I’d never seen the original Star Trek series. This was my first time. I was joined by you, Kirk (William Shatner) and that guy with the ears, Spock (Leonard Nimoy) also the one with the accent, Scotty (James Doohan). Haha, yeah you with your finger on the torpedo launch button. But however cool all you guys were there was one crew member that stood out. A strange but beguiling baldy lady. I remembered being transfixed by her screen presence. She felt alien but not in a Vulcan way. Ilia (Persis Khambatta) was her name. Even after all these years my mind goes straight to her image whenever I hear Star Trek: The Motion Picture mentioned. Iconic image. Lovely legs too. She had made a big impression me.
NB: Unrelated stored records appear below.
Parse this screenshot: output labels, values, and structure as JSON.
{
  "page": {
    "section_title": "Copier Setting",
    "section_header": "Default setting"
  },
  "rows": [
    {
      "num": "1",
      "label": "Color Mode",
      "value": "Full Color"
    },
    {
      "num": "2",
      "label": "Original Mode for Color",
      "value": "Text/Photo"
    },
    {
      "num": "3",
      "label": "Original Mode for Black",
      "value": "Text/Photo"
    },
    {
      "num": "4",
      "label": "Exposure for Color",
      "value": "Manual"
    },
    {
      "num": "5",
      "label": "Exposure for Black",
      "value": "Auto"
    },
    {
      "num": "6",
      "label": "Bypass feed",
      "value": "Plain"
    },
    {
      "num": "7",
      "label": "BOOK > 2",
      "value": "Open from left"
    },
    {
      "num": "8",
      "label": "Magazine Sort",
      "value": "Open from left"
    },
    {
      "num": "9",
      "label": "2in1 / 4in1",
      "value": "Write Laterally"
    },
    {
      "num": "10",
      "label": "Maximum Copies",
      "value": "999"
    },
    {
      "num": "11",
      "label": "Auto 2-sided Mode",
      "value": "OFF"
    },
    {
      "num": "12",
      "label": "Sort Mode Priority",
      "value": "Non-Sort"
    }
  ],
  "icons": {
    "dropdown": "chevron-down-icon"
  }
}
Another key scene that would make an impression was the gigantic blue orb of the Earth taking up the background. Whilst we pan across the space landscape from the viewing station of a small transport pod. Jerry’s strings and orchestra build the atmosphere. Slowly we see the USS Enterprise (NCC-1701) docked within an encased floating maintenance platform in orbit. People floating about fixing things. Pods slowly drifting around the ship. The grand scale of this city sized ship. That design, it looked like no other space ship I had seen. When you see your face, Captain, you can tell there had been a beloved history embedded in that smile with admiring eyes. Even as a kid you could see this ship and it’s crew had been through many adventures before. It was all overwhelming and I get a wave of warm nostalgia wash over me thinking about it.
The various visual sequences dotted about the film were like nothing I had seen before. Later in my love of film life I’d learn those visuals and dramatic sequences had been overseen and created by the legendary effects guru, Douglas Trumbull. It was truly epic and alien to me. More was to come! That Vulcan man suited up and drifted in the vastness of the technicolor void. I chuckled as he disappeared in the otherworldly bum holes! (Sorry maybe sphincter is a better term, hey I was eight years old. Mrs Wolf would probably say I still haven’t really grown up!) It was all so spectacular.
There was many more moments that I pondered. Why in the future does everyone have triangle sideburns and edges to their hair? Shocked by the human blob mess that came through the transporter. That was crazy. And even being a kid the story line blew me away with the V’Ger and Creator plot. The pure wonder was fascinating. As I grew older I’d religiously watch the original series. Fell in love with Uhura (Nichelle Nichols) and later Counselor Deanna Troi (Marina Sirtis) in the The Next Generation and Seven of Nine (Jeri Ryan) in Voyager. Yep the Star Trek opera just kept giving and expanding. And I loved every second of it.
So hopefully all of the above has shown you why I think The Motion Picture is my favourite. But just in case you are still not onboard with my statement then nothing beats Dr “Bones” McCoy (DeForest Kelley) being beamed up from the Playboy Mansion after partying with Hugh Hefner’s head in a fishbowl. Turning up moody like a pimp daddy with big beard and wearing an open necked jump suit dangling a gold medallion resting comfy on a bed of hair. Yep that’s one thing that The Motion Picture has over the other films.
Kirk – “You give a compelling argument. I will grant you your freedom and as a gesture of goodwill I’ve chatted to my friend D’Nesh. She and her two sisters, Navaar and Maras are looking forward to meeting you. Mr Scott beam him down to Orion. Have fun Wolfy…… I know you will”
Me – “Well thank you for kindness Captain I am very humbled”
I salute him whilst trying to do the Vulcan hand signal, it doesn’t quite work with my clumsy hands. I wink and smile as I start to de-materialize. Haha I’ll leave my fun with the Orion girls for your wicked imagination.